Freccia Orobica, 50 anni verso il mare
Ma quest’estate non sarà sui binari

Dal 1° giugno del 1970 ha trasportato migliaia di bergamaschi in vacanza sull’Adriatico. Un mese di lavori ad agosto, l’emergenza Covid-19 e i dubbi sul turismo: il servizio tornerà l’anno prossimo.

«Dietro una curva, improvvisamente, il mare». Ivano Fossati cantava quello di Genova, ma va benissimo per l’Adriatico che compariva dai finestrini della Freccia Orobica poco prima di Lido di Classe-Lido di Savio, dopo 4 ore e mezzo di viaggio da Bergamo. E poi Cervia-Milano Marittima, Cesenatico, Bellaria, Igea Marina, Rimini, Miramare, Riccione, Misano Adriatico, Cattolica-Gabicce e Pesaro. Il capolinea del mare dei bergamaschi. Che, per carità, trovi sulle spiagge di mezzo mondo, ma quell’Adriatico sa di noi.

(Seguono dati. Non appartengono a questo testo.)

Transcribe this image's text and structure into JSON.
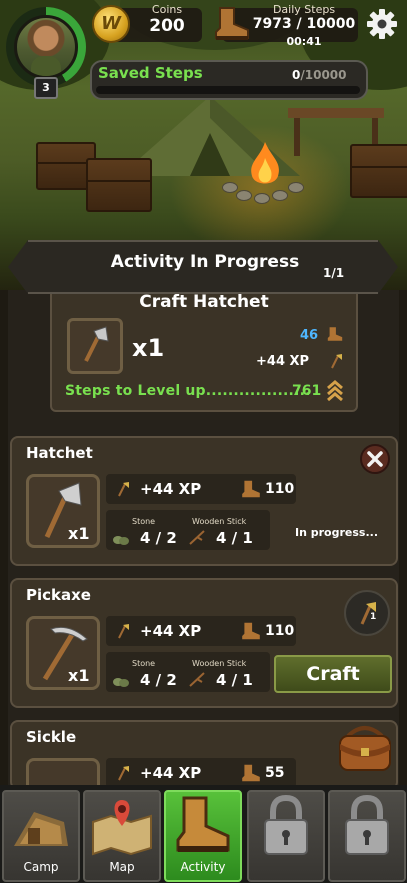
{
  "hud": {
    "level": "3",
    "coins_label": "Coins",
    "coins_value": "200",
    "coin_symbol": "W",
    "daily_steps_label": "Daily Steps",
    "daily_steps_value": "7973 / 10000",
    "timer": "00:41",
    "saved_steps_label": "Saved Steps",
    "saved_steps_current": "0",
    "saved_steps_max": "/10000",
    "saved_steps_progress": 0
  },
  "activity": {
    "header": "Activity In Progress",
    "count": "1/1",
    "item_name": "Craft Hatchet",
    "quantity": "x1",
    "steps": "46",
    "xp": "+44 XP",
    "level_up_text": "Steps to Level up...................",
    "level_up_value": "761"
  },
  "recipes": [
    {
      "name": "Hatchet",
      "quantity": "x1",
      "xp": "+44 XP",
      "steps": "110",
      "resources": [
        {
          "name": "Stone",
          "value": "4 / 2"
        },
        {
          "name": "Wooden Stick",
          "value": "4 / 1"
        }
      ],
      "status": "In progress..."
    },
    {
      "name": "Pickaxe",
      "quantity": "x1",
      "xp": "+44 XP",
      "steps": "110",
      "resources": [
        {
          "name": "Stone",
          "value": "4 / 2"
        },
        {
          "name": "Wooden Stick",
          "value": "4 / 1"
        }
      ],
      "action": "Craft",
      "required_level": "1"
    },
    {
      "name": "Sickle",
      "xp": "+44 XP",
      "steps": "55"
    }
  ],
  "nav": [
    {
      "label": "Camp",
      "icon": "camp-icon"
    },
    {
      "label": "Map",
      "icon": "map-icon"
    },
    {
      "label": "Activity",
      "icon": "boot-icon",
      "active": true
    },
    {
      "label": "",
      "icon": "lock-icon"
    },
    {
      "label": "",
      "icon": "lock-icon"
    }
  ],
  "colors": {
    "accent_green": "#79e04f",
    "steps_blue": "#4fb7ff",
    "active_tab": "#4cae31"
  }
}
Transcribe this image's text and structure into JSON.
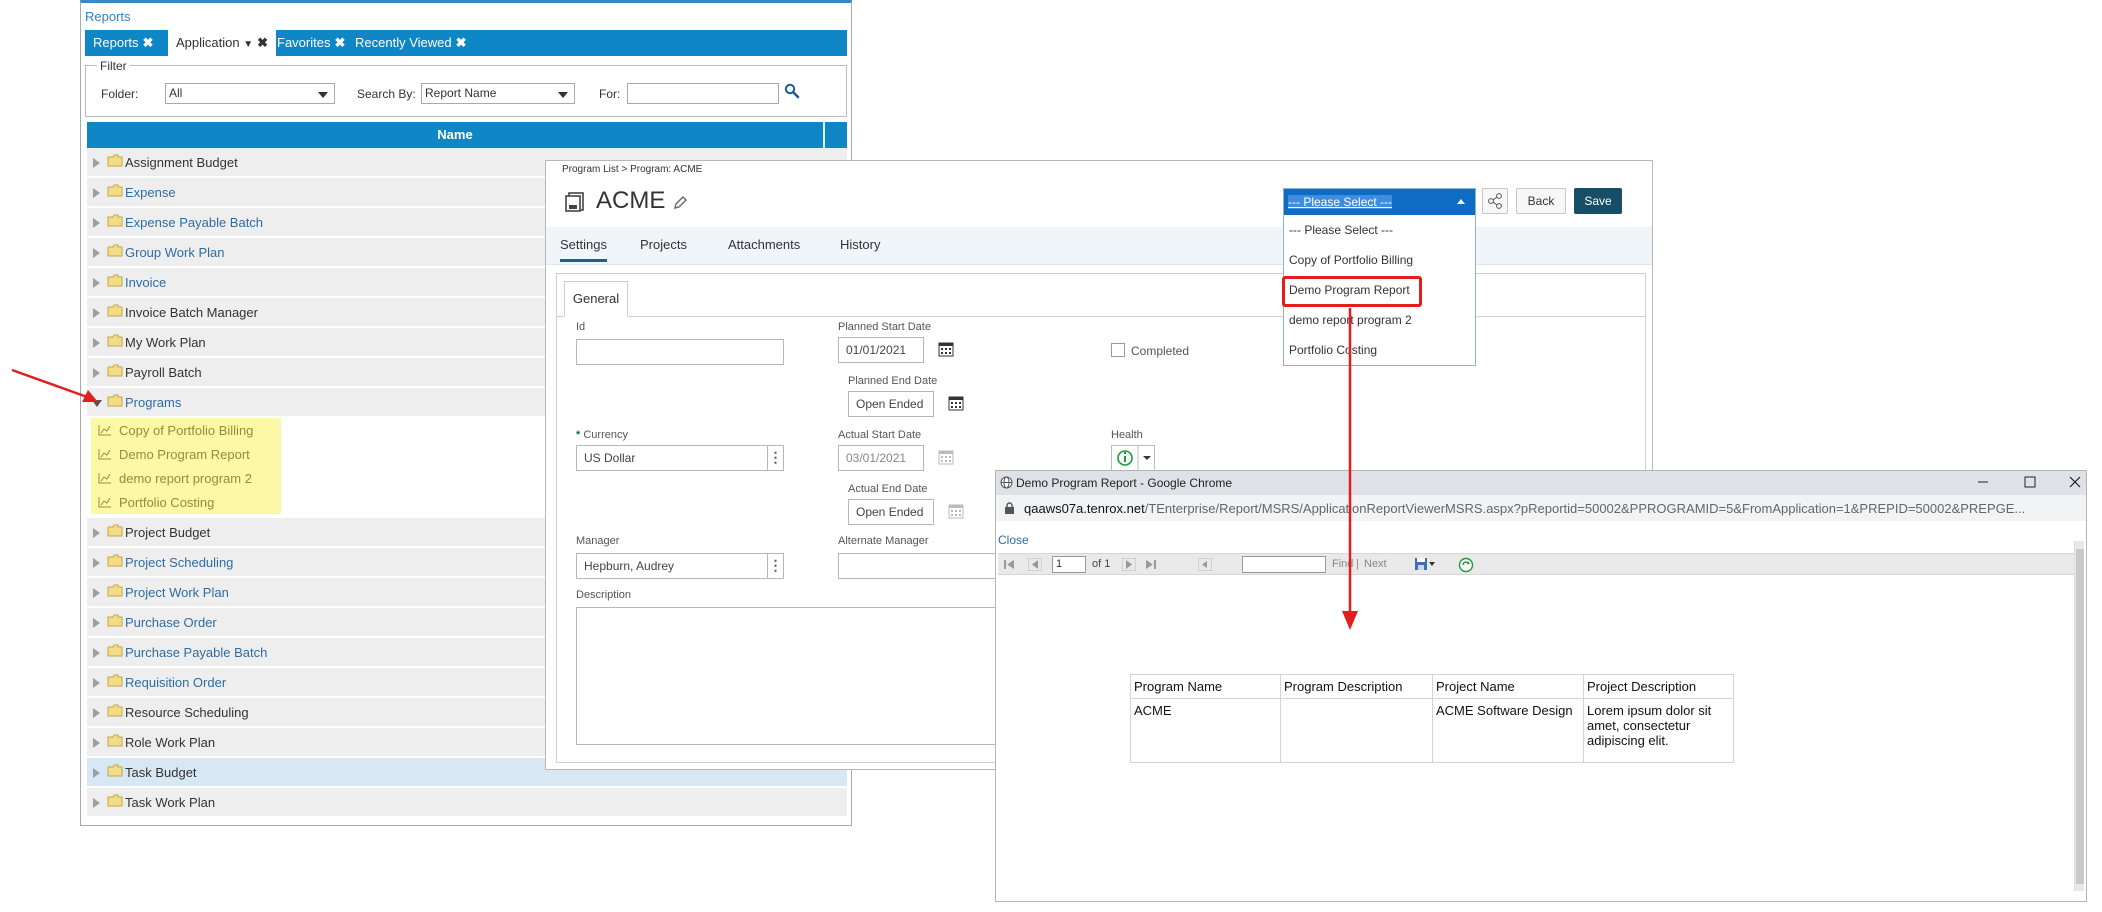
{
  "reports": {
    "title": "Reports",
    "tabs": [
      {
        "label": "Reports",
        "close": "✖"
      },
      {
        "label": "Application",
        "close": "✖"
      },
      {
        "label": "Favorites",
        "close": "✖"
      },
      {
        "label": "Recently Viewed",
        "close": "✖"
      }
    ],
    "filter": {
      "legend": "Filter",
      "folder_label": "Folder:",
      "folder_value": "All",
      "search_by_label": "Search By:",
      "search_by_value": "Report Name",
      "for_label": "For:",
      "for_value": ""
    },
    "column_header": "Name",
    "rows": [
      "Assignment Budget",
      "Expense",
      "Expense Payable Batch",
      "Group Work Plan",
      "Invoice",
      "Invoice Batch Manager",
      "My Work Plan",
      "Payroll Batch",
      "Programs",
      "Project Budget",
      "Project Scheduling",
      "Project Work Plan",
      "Purchase Order",
      "Purchase Payable Batch",
      "Requisition Order",
      "Resource Scheduling",
      "Role Work Plan",
      "Task Budget",
      "Task Work Plan"
    ],
    "program_reports": [
      "Copy of Portfolio Billing",
      "Demo Program Report",
      "demo report program 2",
      "Portfolio Costing"
    ]
  },
  "program": {
    "breadcrumb": "Program List > Program: ACME",
    "title": "ACME",
    "tabs": [
      "Settings",
      "Projects",
      "Attachments",
      "History"
    ],
    "subtab": "General",
    "fields": {
      "id_label": "Id",
      "id_value": "",
      "planned_start_label": "Planned Start Date",
      "planned_start_value": "01/01/2021",
      "planned_end_label": "Planned End Date",
      "planned_end_value": "Open Ended",
      "completed_label": "Completed",
      "currency_label": "Currency",
      "currency_value": "US Dollar",
      "actual_start_label": "Actual Start Date",
      "actual_start_value": "03/01/2021",
      "actual_end_label": "Actual End Date",
      "actual_end_value": "Open Ended",
      "health_label": "Health",
      "manager_label": "Manager",
      "manager_value": "Hepburn, Audrey",
      "alt_manager_label": "Alternate Manager",
      "alt_manager_value": "",
      "description_label": "Description"
    },
    "buttons": {
      "back": "Back",
      "save": "Save"
    },
    "report_dropdown": {
      "selected": "--- Please Select ---",
      "options": [
        "--- Please Select ---",
        "Copy of Portfolio Billing",
        "Demo Program Report",
        "demo report program 2",
        "Portfolio Costing"
      ]
    }
  },
  "chrome": {
    "title": "Demo Program Report - Google Chrome",
    "url_host": "qaaws07a.tenrox.net",
    "url_path": "/TEnterprise/Report/MSRS/ApplicationReportViewerMSRS.aspx?pReportid=50002&PPROGRAMID=5&FromApplication=1&PREPID=50002&PREPGE...",
    "close_link": "Close",
    "toolbar": {
      "page": "1",
      "of": "of 1",
      "find": "Find",
      "next": "Next",
      "separator": "|"
    },
    "table": {
      "headers": [
        "Program Name",
        "Program Description",
        "Project Name",
        "Project Description"
      ],
      "rows": [
        [
          "ACME",
          "",
          "ACME Software Design",
          "Lorem ipsum dolor sit amet, consectetur adipiscing elit."
        ]
      ]
    }
  },
  "colors": {
    "tab_blue": "#0f86c6",
    "highlight_yellow": "#fbf9a6",
    "annotation_red": "#e21e1e",
    "save_button": "#174d67",
    "dropdown_header": "#0e6cc4"
  }
}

Quest’anno la Freccia Orobica ha compiuto 50 anni: il primo viaggio è datato 1° giugno 1970, con tanto di benedizione delle carrozze dell’arcivescovo Clemente Gaddi. Ma purtroppo il treno non festeggerà le nozze d’oro con i bergamaschi, per una serie di motivi. Il primo, tecnico: dal 1° al 31 agosto è previsto un importante intervento di ammodernamento tecnico sulla tratta Suzzara-Ferrara dove verrà installato l’Smct, acronimo di sistema di controllo marcia treno. Di conseguenza nel bel mezzo dell’estate il servizio sarebbe stato comunque sospeso.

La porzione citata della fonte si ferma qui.